Interplay of the VCCR and International Human Rights Law:
He stated that the only submission made by Pakistan in this respect was attacking the Jurisprudence of the Inter American Commission of Human Rights yet even still the Court deliberated upon the violation of human rights as emanating from a breach of Art. 36 of the VCCR.
Comparison of the US Legal System with the Pakistani Legal System:
Khawar Qureshi QC stated yesterday that restitution as granted in Avena and La Grande should also be made applicable to Pakistan owing to principle of equality of nations. In response, it was stated that the military courts in the US do not deny civilians of rights by such trials. Moreover, both legal systems are different and hence there is no basis for Pakistan’s argument in this respect.
He stated the example of the trial of Ajmal Kasab judgement wherein the Supreme Court of India held that since the penalty to be given is a death sentence, we would need to see the evidence first-hand.
Jadhav is a ploy to hide Pakistan’s own conduct i.e. State sponsorship of terrorism and the use of their soil by terrorists. He cited the Pulwama attack as an example along with the statement by Iran on 13th Feb which demanded that Pakistan be made accountable for the actions of non-state actors. He then went on to add the grey-listing of Pakistan by the Financial Action Task Force, the existence of UN Proscribed entities JEM, FIF, AL-Qaeda etc.

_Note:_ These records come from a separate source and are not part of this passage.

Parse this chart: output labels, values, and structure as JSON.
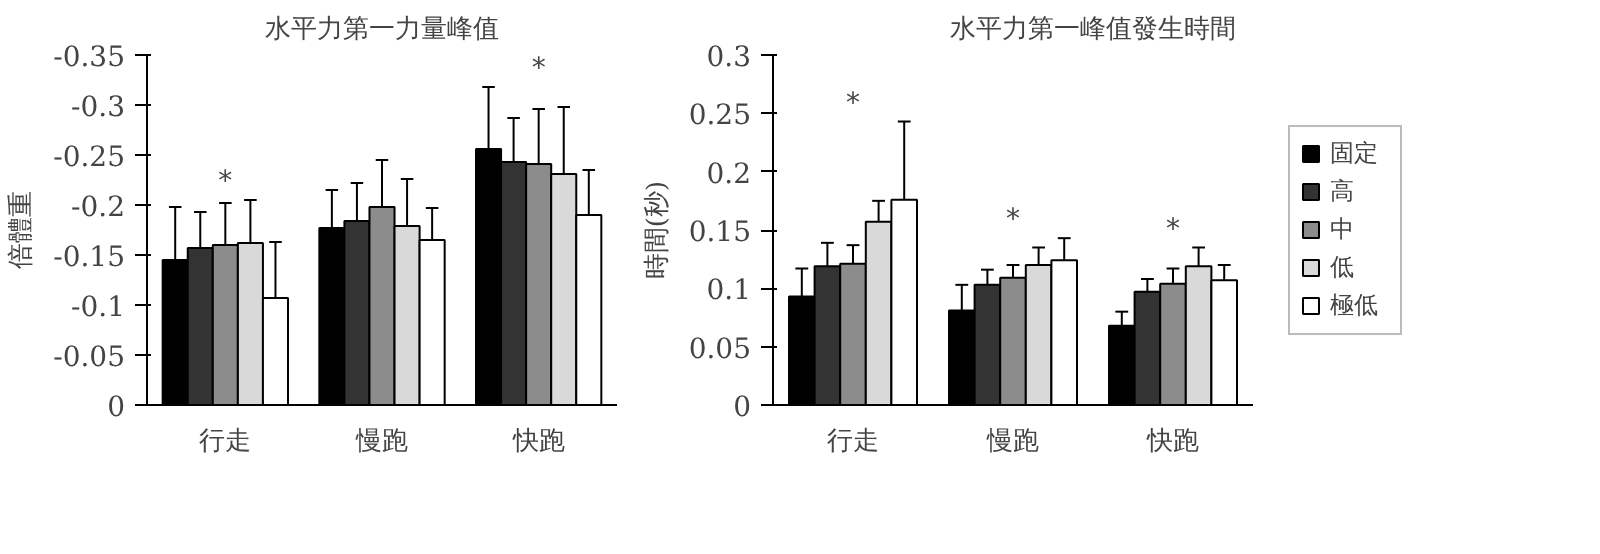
{
  "chart_data": [
    {
      "type": "bar",
      "title": "水平力第一力量峰值",
      "ylabel": "倍體重",
      "categories": [
        "行走",
        "慢跑",
        "快跑"
      ],
      "ylim": [
        0,
        -0.35
      ],
      "yticks": [
        0,
        -0.05,
        -0.1,
        -0.15,
        -0.2,
        -0.25,
        -0.3,
        -0.35
      ],
      "grid": false,
      "legend": false,
      "series": [
        {
          "color": "#000000",
          "values": [
            -0.145,
            -0.177,
            -0.256
          ],
          "errors": [
            [
              -0.198,
              -0.145
            ],
            [
              -0.215,
              -0.177
            ],
            [
              -0.318,
              -0.256
            ]
          ]
        },
        {
          "color": "#333333",
          "values": [
            -0.157,
            -0.184,
            -0.243
          ],
          "errors": [
            [
              -0.193,
              -0.157
            ],
            [
              -0.222,
              -0.184
            ],
            [
              -0.287,
              -0.243
            ]
          ]
        },
        {
          "color": "#8c8c8c",
          "values": [
            -0.16,
            -0.198,
            -0.241
          ],
          "errors": [
            [
              -0.202,
              -0.16
            ],
            [
              -0.245,
              -0.198
            ],
            [
              -0.296,
              -0.241
            ]
          ]
        },
        {
          "color": "#d9d9d9",
          "values": [
            -0.162,
            -0.179,
            -0.231
          ],
          "errors": [
            [
              -0.205,
              -0.162
            ],
            [
              -0.226,
              -0.179
            ],
            [
              -0.298,
              -0.231
            ]
          ]
        },
        {
          "color": "#ffffff",
          "values": [
            -0.107,
            -0.165,
            -0.19
          ],
          "errors": [
            [
              -0.163,
              -0.107
            ],
            [
              -0.197,
              -0.165
            ],
            [
              -0.235,
              -0.19
            ]
          ]
        }
      ],
      "annotations": [
        "*",
        "*"
      ]
    },
    {
      "type": "bar",
      "title": "水平力第一峰值發生時間",
      "ylabel": "時間(秒)",
      "categories": [
        "行走",
        "慢跑",
        "快跑"
      ],
      "ylim": [
        0,
        0.3
      ],
      "yticks": [
        0,
        0.05,
        0.1,
        0.15,
        0.2,
        0.25,
        0.3
      ],
      "grid": false,
      "legend": "right",
      "series": [
        {
          "name": "固定",
          "color": "#000000",
          "values": [
            0.093,
            0.081,
            0.068
          ],
          "errors": [
            [
              0.093,
              0.117
            ],
            [
              0.081,
              0.103
            ],
            [
              0.068,
              0.08
            ]
          ]
        },
        {
          "name": "高",
          "color": "#333333",
          "values": [
            0.119,
            0.103,
            0.097
          ],
          "errors": [
            [
              0.119,
              0.139
            ],
            [
              0.103,
              0.116
            ],
            [
              0.097,
              0.108
            ]
          ]
        },
        {
          "name": "中",
          "color": "#8c8c8c",
          "values": [
            0.121,
            0.109,
            0.104
          ],
          "errors": [
            [
              0.121,
              0.137
            ],
            [
              0.109,
              0.12
            ],
            [
              0.104,
              0.117
            ]
          ]
        },
        {
          "name": "低",
          "color": "#d9d9d9",
          "values": [
            0.157,
            0.12,
            0.119
          ],
          "errors": [
            [
              0.157,
              0.175
            ],
            [
              0.12,
              0.135
            ],
            [
              0.119,
              0.135
            ]
          ]
        },
        {
          "name": "極低",
          "color": "#ffffff",
          "values": [
            0.176,
            0.124,
            0.107
          ],
          "errors": [
            [
              0.176,
              0.243
            ],
            [
              0.124,
              0.143
            ],
            [
              0.107,
              0.12
            ]
          ]
        }
      ],
      "annotations": [
        "*",
        "*",
        "*"
      ]
    }
  ]
}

Referring to the interview of the former Prime Minister Nawaz Sharif to Dawn wherein he admitted Pakistan’s complicity in the attack, he stated that the trials of the alleged Mumbai attackers have not been completed in 10 years then how is it that Jadhav’s trial was completed so fast.
He concluded by saying that in La Grande it was said that Art. 36 of the VCCR imposes same protections irrespective of the charge and Art. 36 of the VCCR should be made a weapon for the protection Human Rights by the ICJ.
Finally, Dr. Deepak Mittal added an alternate prayer that in the event that the ICJ does not accept their original prayers, the decision of the military court be annulled and a trial be directed under the ordinary law of Pakistan in civilian courts. In such a trial, it was prayed that his original confession be denied and he be afforded consular access as well as assistance by India so that he is able to receive adequate legal representation.